I stayed in the dining car until almost eleven o'clock, and was one of the last to leave. Then I did some work and decided to turn in, but met the copper-haired Galina and talked to her for a while, not about the people I'd seen in the dining car. there was no hurry for anything on this trip: the Rossiya was now heading into the limitless wastes of Siberia and the winter snows, and there would be time for everything.

Across the gangway in our compartment, Slavsky had begun snoring a little in his bunk. the tumbler covering the massive water beaker on the little folding table was vibrating, sending out a thin and intermittent ringing in the night. There were no longer any voices along the corridor, but a dark figure moved across the narrow gaps in the curtains outside the compartment and stopped, and I watched its outline in the dimmed bluish light out there. I couldn't see whether its back was turned — some insomniac watching the night sky through the outside window — or whether it was facing in this direction.

An eye, applied to the gap in the curtains, would probably catch enough back-light from the glass on the window to show itself, glinting. I couldn't see anything like that, but couldn't be sure I wasn't being watched. This was why the interior of a night train comes at the bottom of the list of secure environments: you even have to sleep, virtually, in public. I could have rigged a makeshift screen out of spare sheets across the windows looking onto the corridor, but it would have attracted attention from the train crews outside and Slavsky would have needed an explanation, and I hadn't got one that would have sounded plausible. I was travelling under light cover, and had to blend in as a typical passenger.

The figure was still there, and I watched its outline, knowing that if someone was watching me he would pick up the glint from my own eyes quite clearly, since the only light-source was in the corridor. He would know I was watching him back.

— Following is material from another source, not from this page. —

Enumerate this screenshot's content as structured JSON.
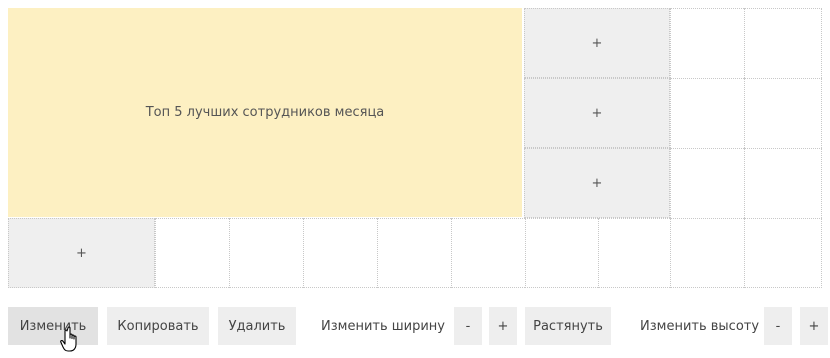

I didn't know — nobody knew, except Zymyanin — what they'd done to Hornby before they took his head off. we don't always use stealth when we make a hit; silence isn't necessary on all occasions. And we don't always need to go close or make contact: I choose not to bears arms, but that's unusual in this trade, you could say unheard-of. It was night and most people were alseep, and the sound of the train was a constant background; the man out there would only need to fit a silencer and press it to the glass of the window and fire the gun and walk away. If Zymyanin had brought me into a trap, that was all he would have to do to spring it.

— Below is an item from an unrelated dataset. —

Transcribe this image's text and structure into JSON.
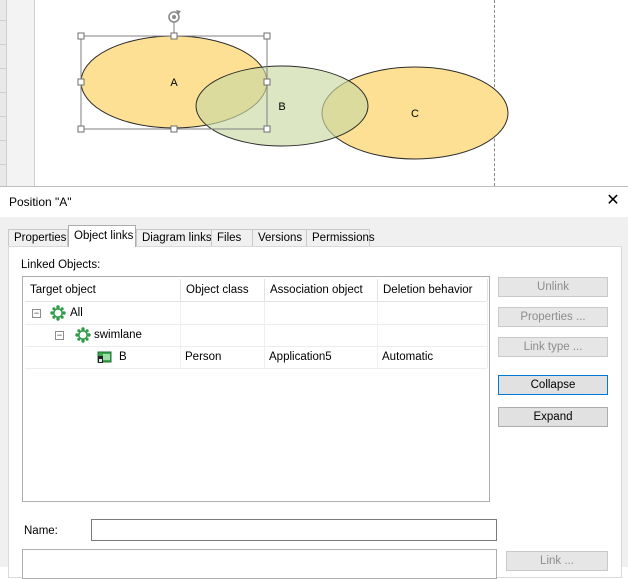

The glass on the beaker rang from the vibration of the train, making its thin night-music. Slavsky had stopped snoring, and turned in his bunk, and the rustle of the stiff linen sheet made a sound like the hiss of a drawn breath, and touched my nerves.

He could have been told to stay out of contact with London and draw me into a trap.

That is also possible.

Even though I had narrowed my eyes, he would catch the light on their conjunctivae, the man out there. The range was short and he could see the target: the point between my eyes, and behind it the brain. He would need only one shot, and couldn't miss.

I watched the outline through the gap in the curtains, waiting for it to move, for only a part of it to move: the gun-hand.